Klinik olarak göğüste bir yumru ile başlayabilir ve ciltte kızarıklık, yaralar, ödem ve buna bağlı portakal kabuğu görünümü ve akıntısı gibi semptomlar gelişebilir. Bu belirtileri hissettiğinizde doktorunuza başvurmayı ihmal etmeyin. Muayeneden sonra doktorunuz gerekli görürse yardımcı laboratuvar tetkikleri ve biyopsi yapılacaktır. Erken teşhiste hastaların kendilerini elleri ve gözleri ile kontrol etmeleri çok önemlidir. Bazı metastatik meme kanserleri hariç, her meme kanserinin tedavisinde cerrahi gereklidir.
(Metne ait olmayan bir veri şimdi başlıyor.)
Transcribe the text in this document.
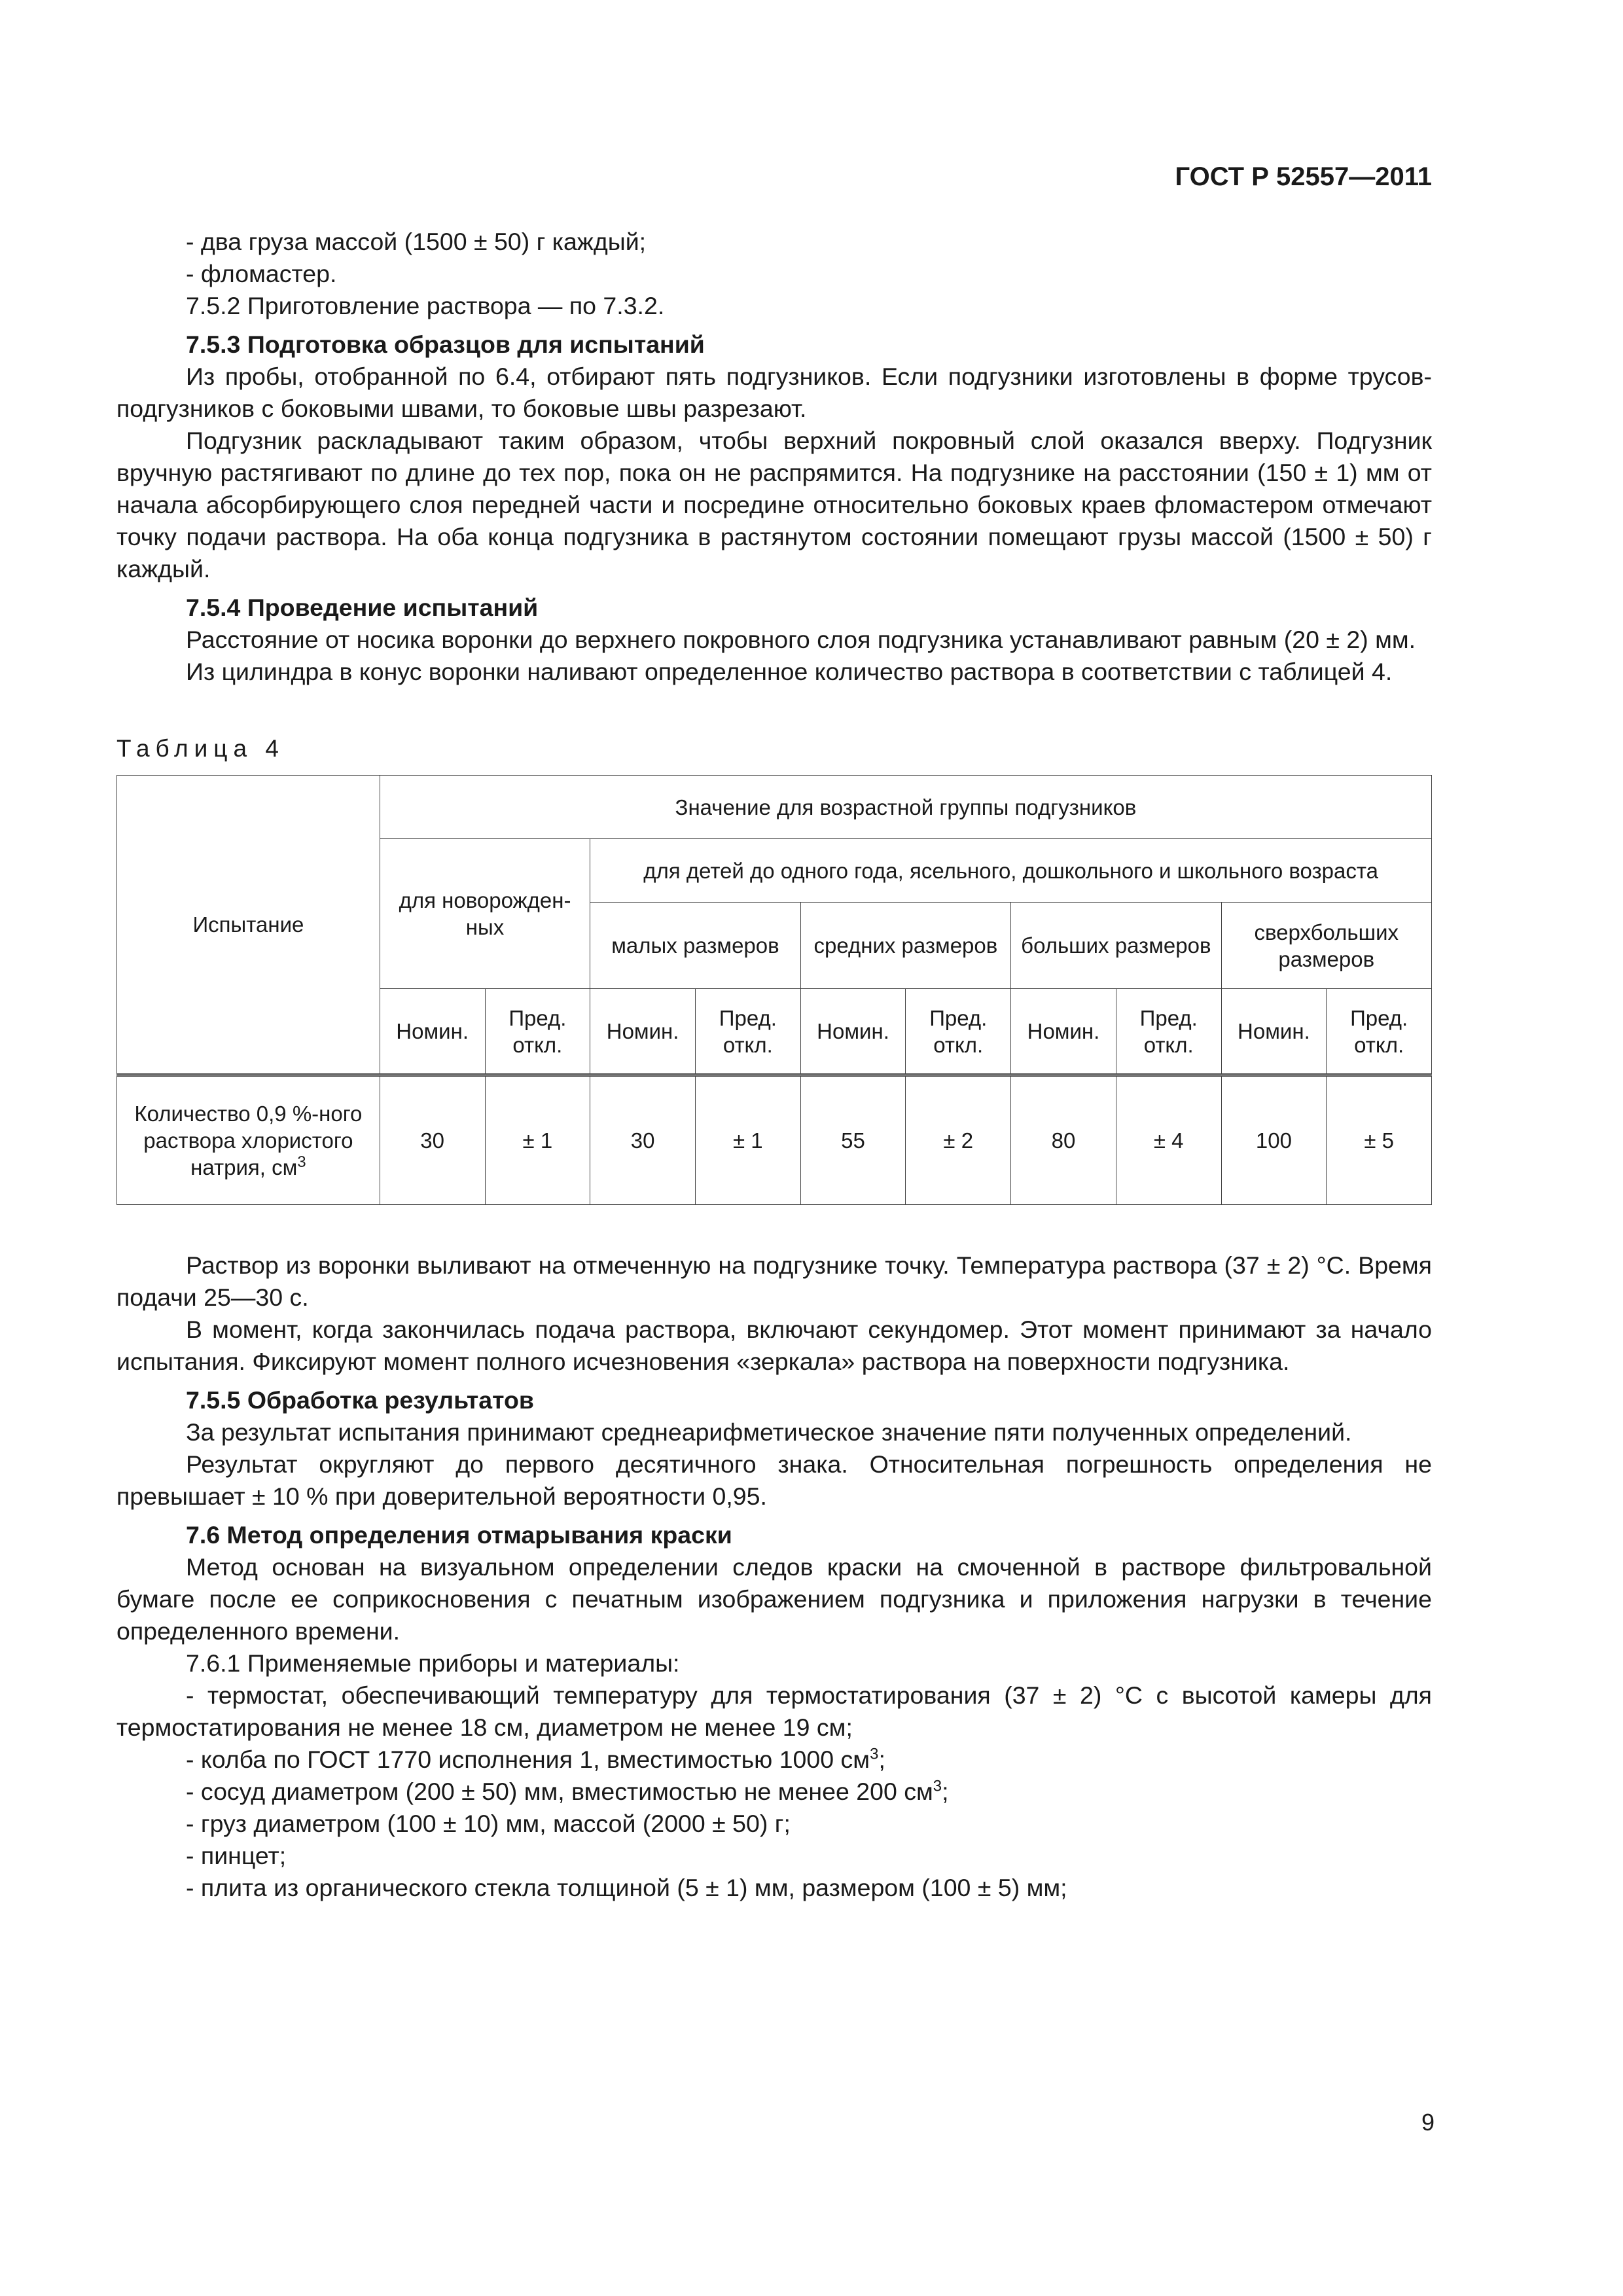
ГОСТ Р 52557—2011

- два груза массой (1500 ± 50) г каждый;

- фломастер.

7.5.2 Приготовление раствора — по 7.3.2.

7.5.3 Подготовка образцов для испытаний

Из пробы, отобранной по 6.4, отбирают пять подгузников. Если подгузники изготовлены в форме трусов-подгузников с боковыми швами, то боковые швы разрезают.

Подгузник раскладывают таким образом, чтобы верхний покровный слой оказался вверху. Подгузник вручную растягивают по длине до тех пор, пока он не распрямится. На подгузнике на расстоянии (150 ± 1) мм от начала абсорбирующего слоя передней части и посредине относительно боковых краев фломастером отмечают точку подачи раствора. На оба конца подгузника в растянутом состоянии помещают грузы массой (1500 ± 50) г каждый.

7.5.4 Проведение испытаний

Расстояние от носика воронки до верхнего покровного слоя подгузника устанавливают равным (20 ± 2) мм.

Из цилиндра в конус воронки наливают определенное количество раствора в соответствии с таблицей 4.

Таблица 4

Испытание	Значение для возрастной группы подгузников									
	для новорожден-ных		для детей до одного года, ясельного, дошкольного и школьного возраста							
			малых размеров		средних размеров		больших размеров		сверхбольших размеров	
	Номин.	Пред. откл.	Номин.	Пред. откл.	Номин.	Пред. откл.	Номин.	Пред. откл.	Номин.	Пред. откл.
Количество 0,9 %-ного раствора хлористого натрия, $см^3$	30	± 1	30	± 1	55	± 2	80	± 4	100	± 5

Раствор из воронки выливают на отмеченную на подгузнике точку. Температура раствора (37 ± 2) °С. Время подачи 25—30 с.

В момент, когда закончилась подача раствора, включают секундомер. Этот момент принимают за начало испытания. Фиксируют момент полного исчезновения «зеркала» раствора на поверхности подгузника.

7.5.5 Обработка результатов

За результат испытания принимают среднеарифметическое значение пяти полученных определений.

Результат округляют до первого десятичного знака. Относительная погрешность определения не превышает ± 10 % при доверительной вероятности 0,95.

7.6 Метод определения отмарывания краски

Метод основан на визуальном определении следов краски на смоченной в растворе фильтровальной бумаге после ее соприкосновения с печатным изображением подгузника и приложения нагрузки в течение определенного времени.

7.6.1 Применяемые приборы и материалы:

- термостат, обеспечивающий температуру для термостатирования (37 ± 2) °С с высотой камеры для термостатирования не менее 18 см, диаметром не менее 19 см;

- колба по ГОСТ 1770 исполнения 1, вместимостью 1000 $см^3$;

- сосуд диаметром (200 ± 50) мм, вместимостью не менее 200 $см^3$;

- груз диаметром (100 ± 10) мм, массой (2000 ± 50) г;

- пинцет;

- плита из органического стекла толщиной (5 ± 1) мм, размером (100 ± 5) мм;

9
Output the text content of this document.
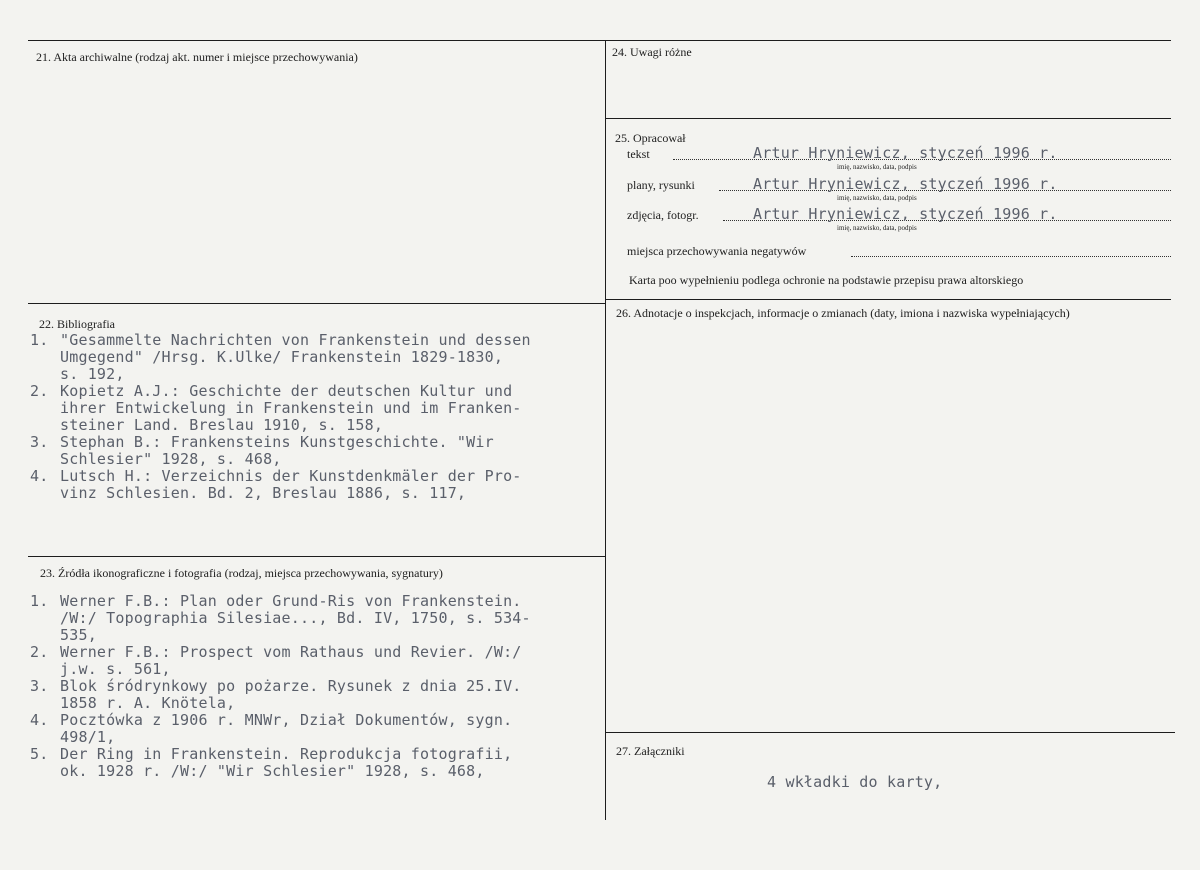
21. Akta archiwalne (rodzaj akt. numer i miejsce przechowywania)	24. Uwagi różne
25. Opracował
tekst	Artur Hryniewicz, styczeń 1996 r.
imię, nazwisko, data, podpis
plany, rysunki	Artur Hryniewicz, styczeń 1996 r.
imię, nazwisko, data, podpis
zdjęcia, fotogr.	Artur Hryniewicz, styczeń 1996 r.
imię, nazwisko, data, podpis
miejsca przechowywania negatywów
Karta poo wypełnieniu podlega ochronie na podstawie przepisu prawa altorskiego
22. Bibliografia
1. "Gesammelte Nachrichten von Frankenstein und dessen
Umgegend" /Hrsg. K.Ulke/ Frankenstein 1829-1830,
s. 192,
2. Kopietz A.J.: Geschichte der deutschen Kultur und
ihrer Entwickelung in Frankenstein und im Franken-
steiner Land. Breslau 1910, s. 158,
3. Stephan B.: Frankensteins Kunstgeschichte. "Wir
Schlesier" 1928, s. 468,
4. Lutsch H.: Verzeichnis der Kunstdenkmäler der Pro-
vinz Schlesien. Bd. 2, Breslau 1886, s. 117,
26. Adnotacje o inspekcjach, informacje o zmianach (daty, imiona i nazwiska wypełniających)
23. Źródła ikonograficzne i fotografia (rodzaj, miejsca przechowywania, sygnatury)
1. Werner F.B.: Plan oder Grund-Ris von Frankenstein.
/W:/ Topographia Silesiae..., Bd. IV, 1750, s. 534-
535,
2. Werner F.B.: Prospect vom Rathaus und Revier. /W:/
j.w. s. 561,
3. Blok śródrynkowy po pożarze. Rysunek z dnia 25.IV.
1858 r. A. Knötela,
4. Pocztówka z 1906 r. MNWr, Dział Dokumentów, sygn.
498/1,
5. Der Ring in Frankenstein. Reprodukcja fotografii,
ok. 1928 r. /W:/ "Wir Schlesier" 1928, s. 468,
27. Załączniki
4 wkładki do karty,
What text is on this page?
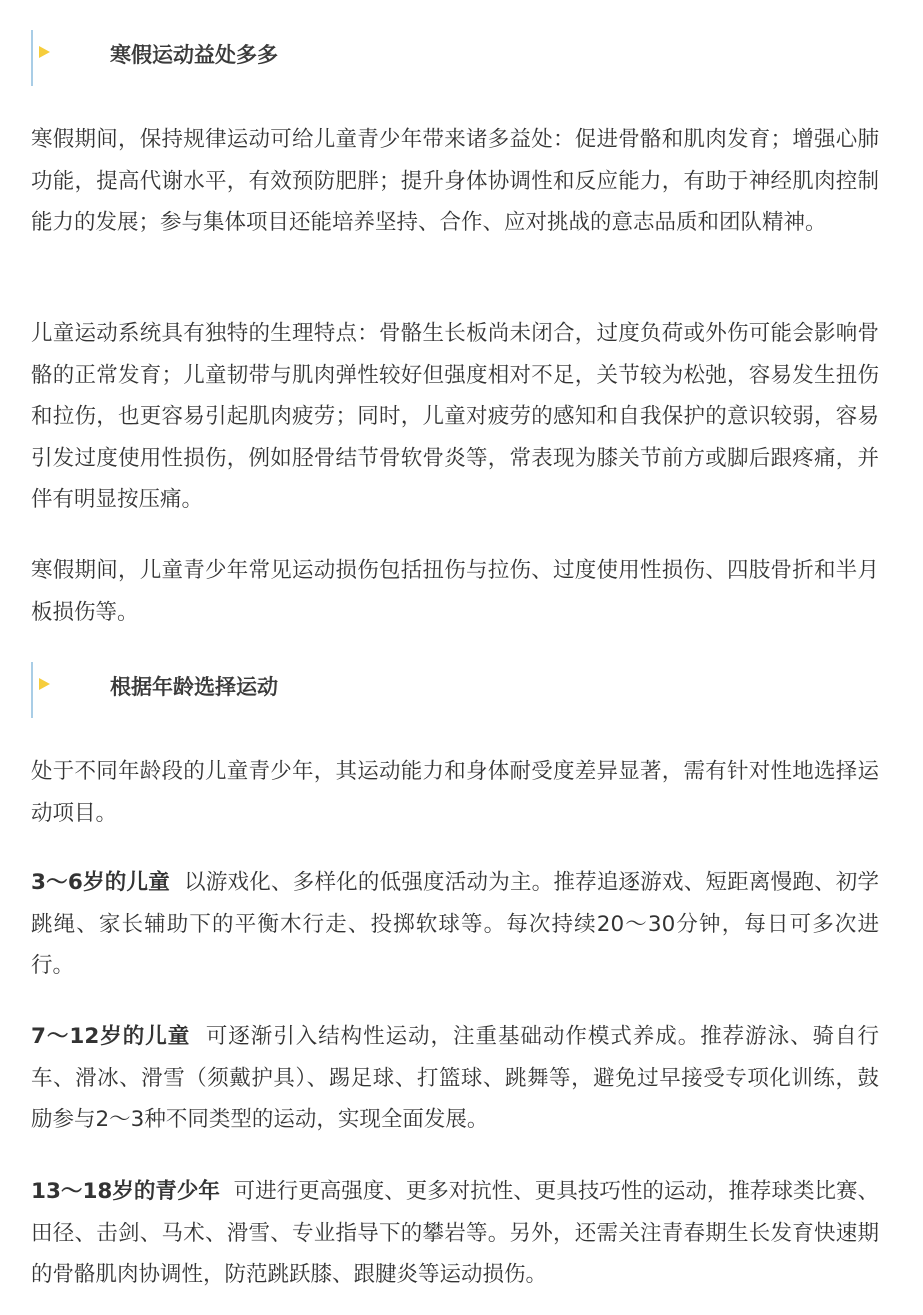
寒假运动益处多多

寒假期间，保持规律运动可给儿童青少年带来诸多益处：促进骨骼和肌肉发育；增强心肺功能，提高代谢水平，有效预防肥胖；提升身体协调性和反应能力，有助于神经肌肉控制能力的发展；参与集体项目还能培养坚持、合作、应对挑战的意志品质和团队精神。

儿童运动系统具有独特的生理特点：骨骼生长板尚未闭合，过度负荷或外伤可能会影响骨骼的正常发育；儿童韧带与肌肉弹性较好但强度相对不足，关节较为松弛，容易发生扭伤和拉伤，也更容易引起肌肉疲劳；同时，儿童对疲劳的感知和自我保护的意识较弱，容易引发过度使用性损伤，例如胫骨结节骨软骨炎等，常表现为膝关节前方或脚后跟疼痛，并伴有明显按压痛。

寒假期间，儿童青少年常见运动损伤包括扭伤与拉伤、过度使用性损伤、四肢骨折和半月板损伤等。

根据年龄选择运动

处于不同年龄段的儿童青少年，其运动能力和身体耐受度差异显著，需有针对性地选择运动项目。

3～6岁的儿童 以游戏化、多样化的低强度活动为主。推荐追逐游戏、短距离慢跑、初学跳绳、家长辅助下的平衡木行走、投掷软球等。每次持续20～30分钟，每日可多次进行。

7～12岁的儿童 可逐渐引入结构性运动，注重基础动作模式养成。推荐游泳、骑自行车、滑冰、滑雪（须戴护具）、踢足球、打篮球、跳舞等，避免过早接受专项化训练，鼓励参与2～3种不同类型的运动，实现全面发展。

13～18岁的青少年 可进行更高强度、更多对抗性、更具技巧性的运动，推荐球类比赛、田径、击剑、马术、滑雪、专业指导下的攀岩等。另外，还需关注青春期生长发育快速期的骨骼肌肉协调性，防范跳跃膝、跟腱炎等运动损伤。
Ancak tedavi sıralamasındaki yeri hastalığın ilk tanısındaki evresine ve tümörün biyolojisine göre farklılık gösteriyor.
Meme kanseri ameliyatı zor mu?
Meme kanseri ameliyatları birçok ameliyatla kıyaslandığında daha az ağrılı ve temiz bölge ameliyatları olduğu için iltihabi komplikasyonların nadir görüldüğü ameliyatlardır.Ameliyattan sonra hastanın yakın takibi çok önemlidir.Çünkü bu hastalık,evresine göre nüks edebilmektedir.Evre ne kadar erkense,tekrar ihtimali de o kadar düşük olmaktadır.
İki üç sene üç ayda bir,daha sonraki iki sene altı ayda bir,beş yıldan itibaren de senede bir hastanın görülmesi şarttır.Hastanın bu takibini yapacak kişilerin,öncelikle ameliyatı yapan cerrah ve tedaviye katkıda bulunan medikal onkolog ya da radyasyon onkoloğunun birlikte takip etmesinde büyük yarar vardır.Takipte,hem muayene etmek,hem bir takım fimleri çektirmek,hem de bazı kan tetkiklerini yaptırmak gerekir.Genellikle bir gece hastanede kalmayı gerektiren girişimlerdir.Operasyon sonrası yara iyileşmesi ve patoloji raporunun çıkması beklenir.Patoloji raporu hastalığın evresini belirlemek için çok önemlidir.
Patoloji raporuna göre meme koruyucu cerrahi ve bekçi lenf bezi yapılan ve ameliyat esnasında patolog tarafından belirlenemeyen sınır problemleri ve lenf bezi tutulumları için ikinci bir ameliyat gerekebilir.Bu olasılık %5’den daha azdır.